No, he’d tuck me into bed and pull out one of the books off his shelves. He’d select a dog-eared, ancient, yellowing copy of Edgar Allen Poe’s short stories and flip to “The Black Cat.” Now, if you are at all familiar with “The Black Cat,” you know that it is terrifying and probably not suitable for children. I would sit awake and think about my own cat tearing through the house – a horror that sat in my chest and thrilled me.
We’d read The Iliad –a monstrous ancient Greek epic credited to the poet Homer. My dad would stop to explain what was happening while I began to fall asleep to the stories of war and Greek gods and goddesses. He read me Of Mice and Men, Tom Sawyer, Oliver Twist, and lots of poetry.
I wasn’t raised on these pure, mom-and-pop books. Like my unconventional lifestyle, my passion for literature developed in a strange way. I learned to love reading through horror stories, through books with words I would never understand and still skim over when rereading them now. I’m happy to have been raised in a home where books littered the halls.
I think that our passions develop from unconventional experiences. I don’t know anyone who gets into their life passion in a regular way. Judy from science class is studying astronomy because something powerful and unconventional and out-of-the-ordinary happened in her life that made her see stars as something bigger.
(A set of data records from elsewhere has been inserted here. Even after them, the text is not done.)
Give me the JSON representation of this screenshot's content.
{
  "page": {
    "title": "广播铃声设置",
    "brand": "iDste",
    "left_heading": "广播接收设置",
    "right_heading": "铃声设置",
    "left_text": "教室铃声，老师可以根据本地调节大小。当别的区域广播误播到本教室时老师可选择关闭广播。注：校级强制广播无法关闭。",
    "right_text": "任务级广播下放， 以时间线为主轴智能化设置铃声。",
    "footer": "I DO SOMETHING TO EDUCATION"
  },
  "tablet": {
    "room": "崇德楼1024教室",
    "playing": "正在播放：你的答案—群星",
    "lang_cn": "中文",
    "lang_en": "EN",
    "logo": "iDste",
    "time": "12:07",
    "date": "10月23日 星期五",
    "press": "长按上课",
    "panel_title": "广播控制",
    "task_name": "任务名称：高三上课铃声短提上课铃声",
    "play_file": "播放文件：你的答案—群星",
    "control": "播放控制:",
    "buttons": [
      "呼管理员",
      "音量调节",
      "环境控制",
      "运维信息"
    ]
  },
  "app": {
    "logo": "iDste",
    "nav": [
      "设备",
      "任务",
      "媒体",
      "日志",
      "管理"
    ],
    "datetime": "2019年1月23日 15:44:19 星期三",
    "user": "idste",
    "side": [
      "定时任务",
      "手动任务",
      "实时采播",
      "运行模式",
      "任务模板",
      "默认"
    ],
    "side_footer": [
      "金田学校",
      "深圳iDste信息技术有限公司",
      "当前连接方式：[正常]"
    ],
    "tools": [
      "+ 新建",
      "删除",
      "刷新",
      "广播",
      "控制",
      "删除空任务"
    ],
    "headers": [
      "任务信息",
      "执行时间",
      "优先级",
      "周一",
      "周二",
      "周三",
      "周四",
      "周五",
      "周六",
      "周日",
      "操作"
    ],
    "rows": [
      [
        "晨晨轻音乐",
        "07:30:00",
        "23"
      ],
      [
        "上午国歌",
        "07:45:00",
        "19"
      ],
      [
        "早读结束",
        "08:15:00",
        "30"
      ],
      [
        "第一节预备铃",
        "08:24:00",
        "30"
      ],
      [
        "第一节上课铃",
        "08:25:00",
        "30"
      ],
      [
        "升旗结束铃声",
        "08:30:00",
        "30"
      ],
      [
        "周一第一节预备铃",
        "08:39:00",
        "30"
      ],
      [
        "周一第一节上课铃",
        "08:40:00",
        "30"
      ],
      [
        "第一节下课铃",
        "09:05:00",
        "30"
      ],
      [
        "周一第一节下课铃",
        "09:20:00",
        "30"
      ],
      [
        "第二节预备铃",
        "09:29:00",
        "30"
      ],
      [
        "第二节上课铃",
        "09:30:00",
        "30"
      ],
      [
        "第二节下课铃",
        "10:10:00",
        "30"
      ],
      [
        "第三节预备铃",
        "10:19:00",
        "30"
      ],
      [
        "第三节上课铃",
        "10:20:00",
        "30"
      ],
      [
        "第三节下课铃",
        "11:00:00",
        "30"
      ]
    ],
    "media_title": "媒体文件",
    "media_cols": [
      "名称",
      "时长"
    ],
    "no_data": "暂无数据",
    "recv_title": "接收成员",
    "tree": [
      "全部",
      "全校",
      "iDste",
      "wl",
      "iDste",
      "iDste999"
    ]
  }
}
Tom from theater didn’t just see a play and think: “I could do that too.” There was a catalyst, something bigger than a chance occurrence, something that triggered this passion within us. The girl in your dorm is studying social work because she saw an injustice and has every desire to fix it. For me, it was growing up terrified of the stories I’d been read, the books I finished well after I was tucked in to sleep.
So many people are nervous, embarrassed, terrified even that if they live consciously, if they force themselves to never be average, they will lose something of themselves. And that something varies from person to person. Whether you’re afraid of losing respect or admiration or security, I can promise you, it’s worth it to live every day saying: “Never be average.”